A conta de Claudia Leitte no Twitter tem 4,7 milhões de seguidores, uma das maiores entre personalidades brasileiras. A da campanha "Levanta Roberto" acumula 60 participantes, além de ter sido "curtida" por 144 pessoas no Facebook. A divulgação ainda incipiente rendeu R$ 15 mil até a última sexta-feira. Mas os organizadores estão esperançosos. "Resolvi aplicar minha experiência na causa. Sem o movimento das pernas, ele não consegue trabalhar. Mas se eu conseguir ajudar meu amigo a sair da cadeira de rodas, será o case da minha vida."
Passagem bíblica inspirou o slogan da campanha
A primeira ideia de Daniel era que a campanha se chamasse "Força, Roberto". Com experiência em publicidade virtual, ele lembrou que em alguns formulários da internet é necessário retirar os acentos. O "Forca, Roberto" resultante daria um sentido inverso ao desejado.
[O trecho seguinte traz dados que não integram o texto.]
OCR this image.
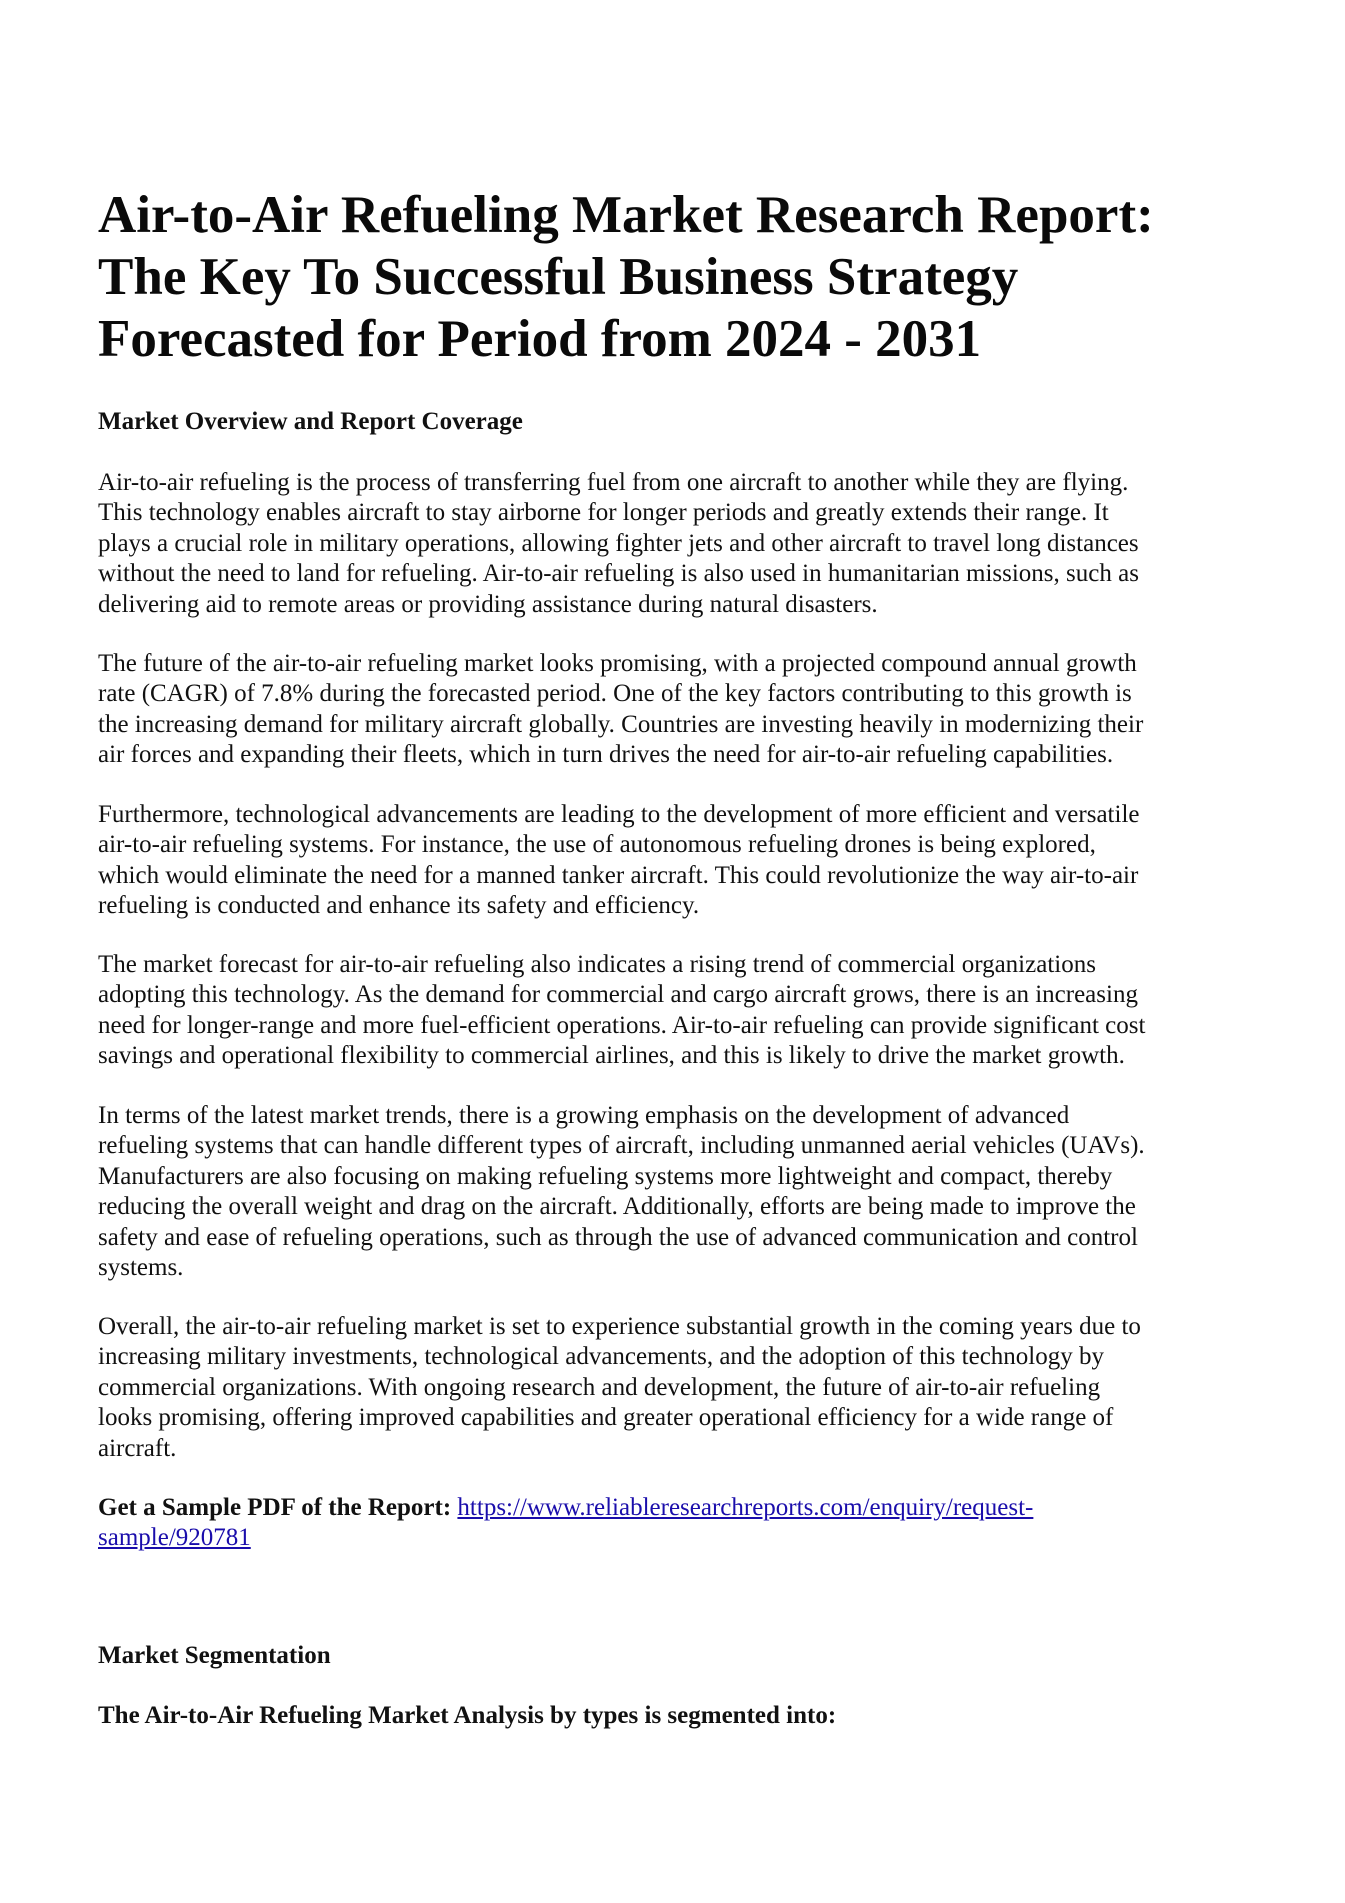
Air-to-Air Refueling Market Research Report:
The Key To Successful Business Strategy
Forecasted for Period from 2024 - 2031
Market Overview and Report Coverage

Air-to-air refueling is the process of transferring fuel from one aircraft to another while they are flying.
This technology enables aircraft to stay airborne for longer periods and greatly extends their range. It
plays a crucial role in military operations, allowing fighter jets and other aircraft to travel long distances
without the need to land for refueling. Air-to-air refueling is also used in humanitarian missions, such as
delivering aid to remote areas or providing assistance during natural disasters.

The future of the air-to-air refueling market looks promising, with a projected compound annual growth
rate (CAGR) of 7.8% during the forecasted period. One of the key factors contributing to this growth is
the increasing demand for military aircraft globally. Countries are investing heavily in modernizing their
air forces and expanding their fleets, which in turn drives the need for air-to-air refueling capabilities.

Furthermore, technological advancements are leading to the development of more efficient and versatile
air-to-air refueling systems. For instance, the use of autonomous refueling drones is being explored,
which would eliminate the need for a manned tanker aircraft. This could revolutionize the way air-to-air
refueling is conducted and enhance its safety and efficiency.

The market forecast for air-to-air refueling also indicates a rising trend of commercial organizations
adopting this technology. As the demand for commercial and cargo aircraft grows, there is an increasing
need for longer-range and more fuel-efficient operations. Air-to-air refueling can provide significant cost
savings and operational flexibility to commercial airlines, and this is likely to drive the market growth.

In terms of the latest market trends, there is a growing emphasis on the development of advanced
refueling systems that can handle different types of aircraft, including unmanned aerial vehicles (UAVs).
Manufacturers are also focusing on making refueling systems more lightweight and compact, thereby
reducing the overall weight and drag on the aircraft. Additionally, efforts are being made to improve the
safety and ease of refueling operations, such as through the use of advanced communication and control
systems.

Overall, the air-to-air refueling market is set to experience substantial growth in the coming years due to
increasing military investments, technological advancements, and the adoption of this technology by
commercial organizations. With ongoing research and development, the future of air-to-air refueling
looks promising, offering improved capabilities and greater operational efficiency for a wide range of
aircraft.

Get a Sample PDF of the Report: https://www.reliableresearchreports.com/enquiry/request-
sample/920781

Market Segmentation
The Air-to-Air Refueling Market Analysis by types is segmented into:
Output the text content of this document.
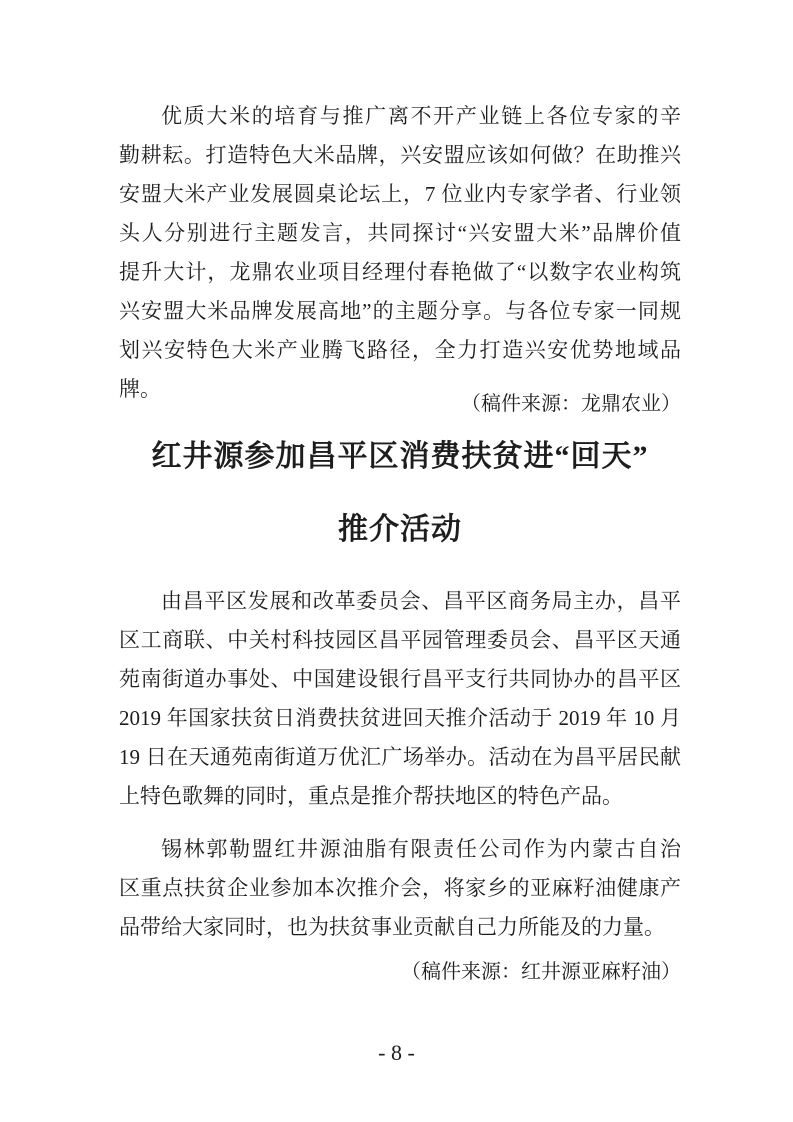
优质大米的培育与推广离不开产业链上各位专家的辛
勤耕耘。打造特色大米品牌，兴安盟应该如何做？在助推兴
安盟大米产业发展圆桌论坛上，7 位业内专家学者、行业领
头人分别进行主题发言，共同探讨“兴安盟大米”品牌价值
提升大计，龙鼎农业项目经理付春艳做了“以数字农业构筑
兴安盟大米品牌发展高地”的主题分享。与各位专家一同规
划兴安特色大米产业腾飞路径，全力打造兴安优势地域品牌。
（稿件来源：龙鼎农业）
红井源参加昌平区消费扶贫进“回天”
推介活动
由昌平区发展和改革委员会、昌平区商务局主办，昌平
区工商联、中关村科技园区昌平园管理委员会、昌平区天通
苑南街道办事处、中国建设银行昌平支行共同协办的昌平区
2019 年国家扶贫日消费扶贫进回天推介活动于 2019 年 10 月
19 日在天通苑南街道万优汇广场举办。活动在为昌平居民献
上特色歌舞的同时，重点是推介帮扶地区的特色产品。
锡林郭勒盟红井源油脂有限责任公司作为内蒙古自治
区重点扶贫企业参加本次推介会，将家乡的亚麻籽油健康产
品带给大家同时，也为扶贫事业贡献自己力所能及的力量。
（稿件来源：红井源亚麻籽油）
- 8 -
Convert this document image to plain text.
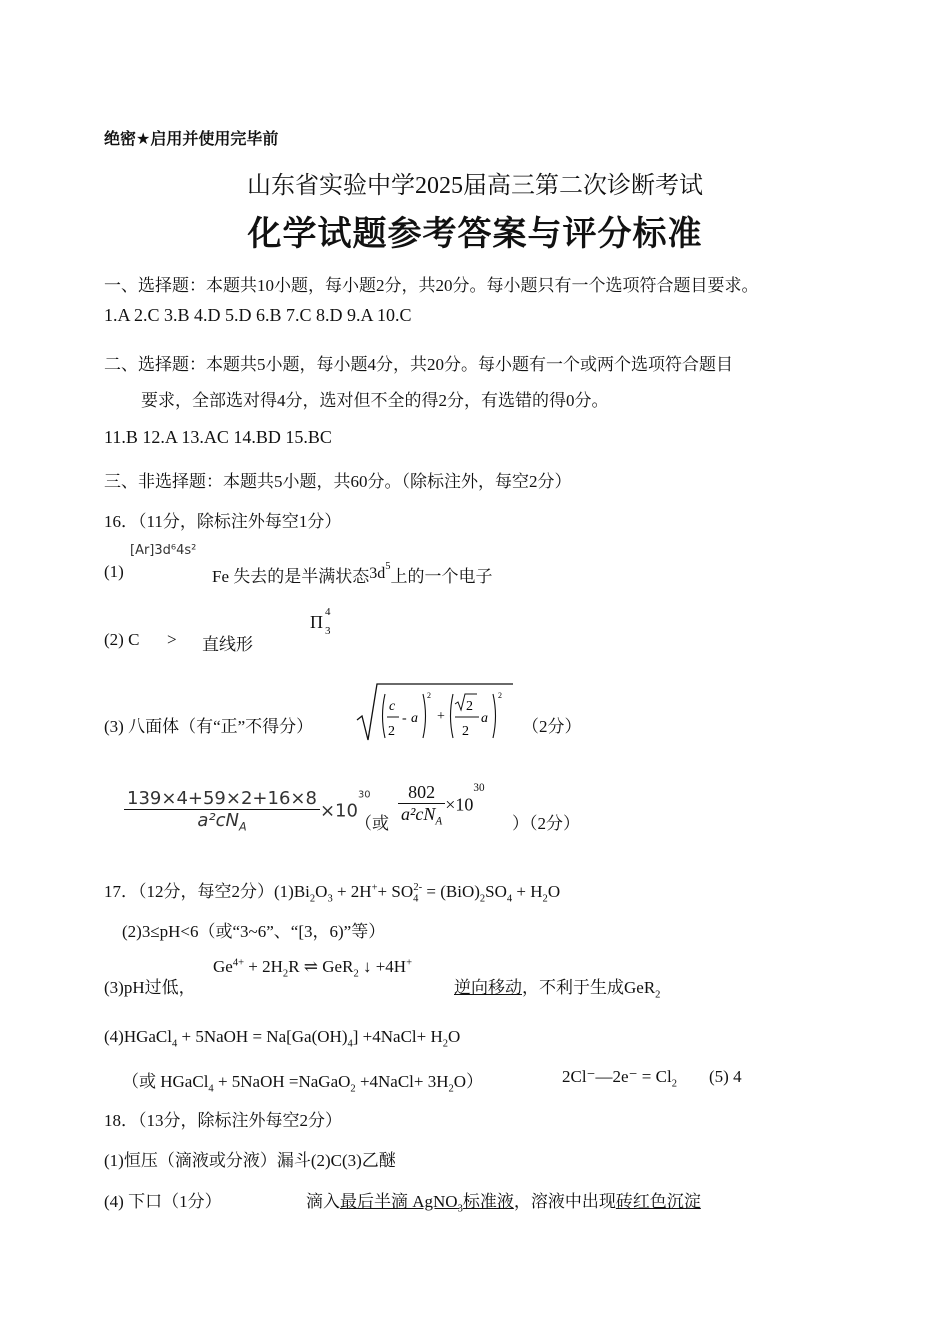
绝密★启用并使用完毕前
山东省实验中学2025届高三第二次诊断考试
化学试题参考答案与评分标准
一、选择题：本题共10小题，每小题2分，共20分。每小题只有一个选项符合题目要求。
1.A 2.C 3.B 4.D 5.D 6.B 7.C 8.D 9.A 10.C
二、选择题：本题共5小题，每小题4分，共20分。每小题有一个或两个选项符合题目
要求，全部选对得4分，选对但不全的得2分，有选错的得0分。
11.B 12.A 13.AC 14.BD 15.BC
三、非选择题：本题共5小题，共60分。（除标注外，每空2分）
16．（11分，除标注外每空1分）
(1)
[Ar]3d⁶4s²
Fe 失去的是半满状态$3d^5$上的一个电子
(2) C > 直线形
Π 4
3
(3) 八面体（有“正”不得分）
c
2
- a
2
+
2
2
a
2
（2分）
$\frac{139\times 4+59\times 2+16\times 8}{a^2cN_A} \times 10^{30}$
（或 $\frac{802}{a^2cN_A} \times 10^{30}$
）（2分）
17．（12分，每空2分）$(1)Bi_2O_3 + 2H^++ SO_4^{2-} = (BiO)_2SO_4 + H_2O$
(2)3≤pH<6（或“3~6”、“[3，6)”等）
(3)pH过低，
$Ge^{4+} + 2H_2R$ ⇌ GeR$_2$ ↓ +4H+
逆向移动，不利于生成GeR$_2$
(4)HGaCl$_4$ + 5NaOH = $Na[Ga(OH)_4]$ +4NaCl+ $H_2O$
（或 HGaCl$_4$ + 5NaOH =NaGaO$_2$ +4NaCl+ $3H_2O$）	2Cl⁻—2e⁻ = $Cl_2$ (5) 4
18．（13分，除标注外每空2分）
(1)恒压（滴液或分液）漏斗(2)C(3)乙醚
(4) 下口（1分）	滴入最后半滴 AgNO$_3$标准液，溶液中出现砖红色沉淀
O slogan por fim escolhido é inspirado na Bíblia. O verbo no imperativo o mesmo usado por Jesus Cristo para curar um paralítico, em passagem descrita em três livros do Novo Testamento remete à crença em um milagre. A motivação dos dois amigos, que são evangélicos, revela um sincretismo entre a certeza galgada na fé religiosa e a expectativa em relação ao desenvolvimento científico. Somadas e enrodilhadas, as duas âncoras formaram um corpo teórico singular que os investe de esperança em relação à cura.
"Creio que Deus pode me curar com apenas um toque, e me colocar em pé agora", aponta Roberto, por telefone, de San Diego, na Califórnia (EUA). "Mas se Ele fizesse isso iria afetar apenas a mim e à minha família. Mas, com tudo o que está acontecendo, cada pessoa que estender a mão e me ajudar também vai receber algo. Existe um propósito divino nisso". O modelo conta que, apesar de estar em uma profissão associada ao dinheiro rápido, esta não é a realidade para a maioria dos profissionais. Daniel complementa: "Todo o conhecimento, sobrenatural ou o dos médicos, é dado por Deus. Ambas são formas de Ele curar alguém", diz.
Espera
Roberto avalia que a sua cura é, sobretudo, uma corrida contra o tempo. Das conversas com médicos e leitura de notícias sobre a pesquisa com células-tronco, ele avalia que os resultados já obtidos apontam invariavelmente para a reversão do quadro de paralisia. "É um tratamento que sempre vai ser aprimorado e eu posso tentar quantas vezes for possível", estipula.
Ele entende que os desafios a serem vencidos pela medicina são vários o que demanda uma batalha que pode se estender por décadas. Roberto atualmente procura algum tipo de trabalho, que garanta uma renda "para pagar as contas". O sonho de voltar a desfilar foi colocado na prateleira de baixo, mas ainda está lá.